De todos modos, se había quedado un tiempo más que regular en casa de Dlínny Edilbái. Era ya casi medianoche. Yediguéi respiró a pleno pulmón el frío aire nocturno de Sary-Ozeki. El tiempo prometía ser, como siempre, claro y seco, y bastante caluroso. Siempre era así. De día hacía calor y de noche un frío que atería los huesos. Por eso había una estepa seca en derredor: la vegetación difícilmente podía adaptarse. De día, las plantas tienden al sol, se abren, tienen sed de humedad, y de noche las fustigaba el frío. Y sólo quedan aquellas que son capaces de sobrevivir. Diferentes plantas espinosas, en gran parte ajenjo, y en las márgenes de los barrancos mechones de diferentes hierbas que se pueden segar como heno. A veces, el geólogo Elizárov, antiguo amigo de Burani Yediguéi, contaba, o más bien pintaba el cuadro de otra época, cuando había allí una riqueza herbórea, el clima era diferente y llovía tres veces más. Bueno, estaba claro que por ello la vida también era distinta. Rebaños, hatos y manadas vagaban por Sary-Ozeki. Seguramente, habría sido hacía muchísimos años, antes de que aparecieran allí los más feroces extranjeros, los zhuanzhuan, de los que se había perdido todo rastro a través de los siglos y solamente había quedado la fama. De otro modo, no habría podido instalarse en la estepa tanta gente. No en vano Elizárov decía:
«Sary-Ozeki es el libro olvidado de la historia de la estepa...». Consideraba que la historia del cementerio de Ana-Beit tampoco era casual. Algunos son eruditos y sólo reconocen como historia lo que figura escrito en un papel. ¿Y si en aquellas épocas todavía no se escribían libros? ¿Qué hacer entonces?

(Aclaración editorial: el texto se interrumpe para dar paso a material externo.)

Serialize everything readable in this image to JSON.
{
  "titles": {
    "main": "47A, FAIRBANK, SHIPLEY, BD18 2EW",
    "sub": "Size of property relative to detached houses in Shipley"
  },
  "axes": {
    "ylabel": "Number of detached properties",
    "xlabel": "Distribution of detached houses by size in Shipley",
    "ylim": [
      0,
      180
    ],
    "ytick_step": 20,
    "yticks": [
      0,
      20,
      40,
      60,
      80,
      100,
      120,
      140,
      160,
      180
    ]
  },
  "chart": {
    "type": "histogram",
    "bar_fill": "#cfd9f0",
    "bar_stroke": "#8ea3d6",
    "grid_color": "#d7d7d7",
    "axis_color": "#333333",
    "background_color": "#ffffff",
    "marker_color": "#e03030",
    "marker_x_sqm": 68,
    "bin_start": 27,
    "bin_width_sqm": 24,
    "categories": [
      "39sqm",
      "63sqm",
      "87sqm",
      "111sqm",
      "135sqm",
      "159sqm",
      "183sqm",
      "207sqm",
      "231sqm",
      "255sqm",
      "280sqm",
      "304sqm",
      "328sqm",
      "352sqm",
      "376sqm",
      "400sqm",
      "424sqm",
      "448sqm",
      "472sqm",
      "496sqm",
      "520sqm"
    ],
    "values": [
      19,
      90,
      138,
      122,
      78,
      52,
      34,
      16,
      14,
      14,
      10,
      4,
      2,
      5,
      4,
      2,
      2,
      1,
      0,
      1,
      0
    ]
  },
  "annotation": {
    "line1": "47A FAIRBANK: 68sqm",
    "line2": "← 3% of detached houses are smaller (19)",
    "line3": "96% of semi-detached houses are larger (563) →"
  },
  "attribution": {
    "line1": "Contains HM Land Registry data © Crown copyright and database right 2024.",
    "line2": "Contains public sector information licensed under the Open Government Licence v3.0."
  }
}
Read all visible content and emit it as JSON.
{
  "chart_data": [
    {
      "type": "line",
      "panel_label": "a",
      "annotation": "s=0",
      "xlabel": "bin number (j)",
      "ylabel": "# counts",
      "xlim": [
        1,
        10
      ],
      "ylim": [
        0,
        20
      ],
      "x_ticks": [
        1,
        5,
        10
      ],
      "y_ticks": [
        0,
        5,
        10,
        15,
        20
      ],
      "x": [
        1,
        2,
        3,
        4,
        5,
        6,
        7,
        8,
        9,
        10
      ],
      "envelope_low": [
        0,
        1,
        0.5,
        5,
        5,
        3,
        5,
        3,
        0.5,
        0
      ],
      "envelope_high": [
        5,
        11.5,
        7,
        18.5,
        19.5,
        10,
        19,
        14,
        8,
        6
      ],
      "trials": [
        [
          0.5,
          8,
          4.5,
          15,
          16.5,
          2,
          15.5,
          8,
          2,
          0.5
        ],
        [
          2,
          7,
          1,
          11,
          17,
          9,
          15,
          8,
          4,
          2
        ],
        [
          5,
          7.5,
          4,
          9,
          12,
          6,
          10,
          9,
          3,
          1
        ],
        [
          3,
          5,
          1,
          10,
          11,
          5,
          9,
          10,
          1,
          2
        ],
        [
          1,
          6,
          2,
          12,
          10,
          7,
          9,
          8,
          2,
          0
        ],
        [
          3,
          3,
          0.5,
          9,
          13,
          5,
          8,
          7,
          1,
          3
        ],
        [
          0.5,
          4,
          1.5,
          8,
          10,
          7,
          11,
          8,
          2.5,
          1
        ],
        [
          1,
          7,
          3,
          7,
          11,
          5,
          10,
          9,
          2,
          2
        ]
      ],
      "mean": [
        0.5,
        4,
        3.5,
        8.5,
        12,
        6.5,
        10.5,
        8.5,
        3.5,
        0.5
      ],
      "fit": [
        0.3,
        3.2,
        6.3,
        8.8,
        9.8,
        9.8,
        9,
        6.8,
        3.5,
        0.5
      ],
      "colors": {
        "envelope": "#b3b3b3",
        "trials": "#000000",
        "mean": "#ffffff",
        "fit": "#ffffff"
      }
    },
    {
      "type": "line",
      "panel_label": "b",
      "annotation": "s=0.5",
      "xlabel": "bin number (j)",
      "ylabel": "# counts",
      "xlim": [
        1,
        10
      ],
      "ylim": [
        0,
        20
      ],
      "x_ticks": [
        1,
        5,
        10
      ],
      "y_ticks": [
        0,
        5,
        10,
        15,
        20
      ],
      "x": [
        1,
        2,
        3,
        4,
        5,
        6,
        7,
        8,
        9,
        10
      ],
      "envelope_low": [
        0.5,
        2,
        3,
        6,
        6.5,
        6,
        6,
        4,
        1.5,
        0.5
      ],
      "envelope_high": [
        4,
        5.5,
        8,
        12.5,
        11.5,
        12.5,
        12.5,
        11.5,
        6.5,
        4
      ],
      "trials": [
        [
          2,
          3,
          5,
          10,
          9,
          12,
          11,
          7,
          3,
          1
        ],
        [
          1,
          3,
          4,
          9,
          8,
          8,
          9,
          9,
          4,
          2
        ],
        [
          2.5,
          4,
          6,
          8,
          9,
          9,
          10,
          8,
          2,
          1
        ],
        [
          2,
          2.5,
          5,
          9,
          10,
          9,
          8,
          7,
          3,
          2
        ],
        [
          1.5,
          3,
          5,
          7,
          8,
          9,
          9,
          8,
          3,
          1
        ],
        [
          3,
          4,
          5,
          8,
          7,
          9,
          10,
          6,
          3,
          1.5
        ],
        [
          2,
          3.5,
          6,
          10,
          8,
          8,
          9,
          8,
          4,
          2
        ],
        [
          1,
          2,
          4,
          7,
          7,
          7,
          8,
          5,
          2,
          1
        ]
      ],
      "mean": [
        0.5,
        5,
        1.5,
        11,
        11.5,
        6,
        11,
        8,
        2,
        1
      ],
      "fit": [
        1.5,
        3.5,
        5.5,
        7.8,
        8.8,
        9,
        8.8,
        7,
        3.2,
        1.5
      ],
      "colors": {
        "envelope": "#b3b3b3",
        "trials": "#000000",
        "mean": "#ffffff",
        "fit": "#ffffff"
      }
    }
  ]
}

Al poner atención a los trenes que pasaban por el apartadero, Yediguéi, por extraña analogía, recordaba las tempestades del mar de Aral, en cuyas orillas había nacido, crecido y vivido hasta la guerra. Kazangap era también un kazajo del Aral. Por eso se hicieron tan amigos cuando se encontraron en el ferrocarril. A menudo, en Sary-Ozeki, añoraban su mar, y poco antes de la muerte de Kazangap fueron los dos al Aral; fue como si el anciano hubiera ido a despedirse del mar. Habría sido mejor no haber ido. Era solamente ruina. Por lo visto, el mar se había ido; el Aral desaparecía, se secaba. Recorrieron unos diez kilómetros por el antiguo cauce, una desnuda tierra arcillosa, hasta llegar a la orilla del mar. Y entonces Kazangap dijo: «La tierra valía lo que valiera el mar de Aral. Ahora éste se seca. Para qué hablar de vida humana aquí». Y también dijo entonces: «Entiérrame en Ana-Beit, Yediguéi. ¡El mar y yo nos vemos por última vez!».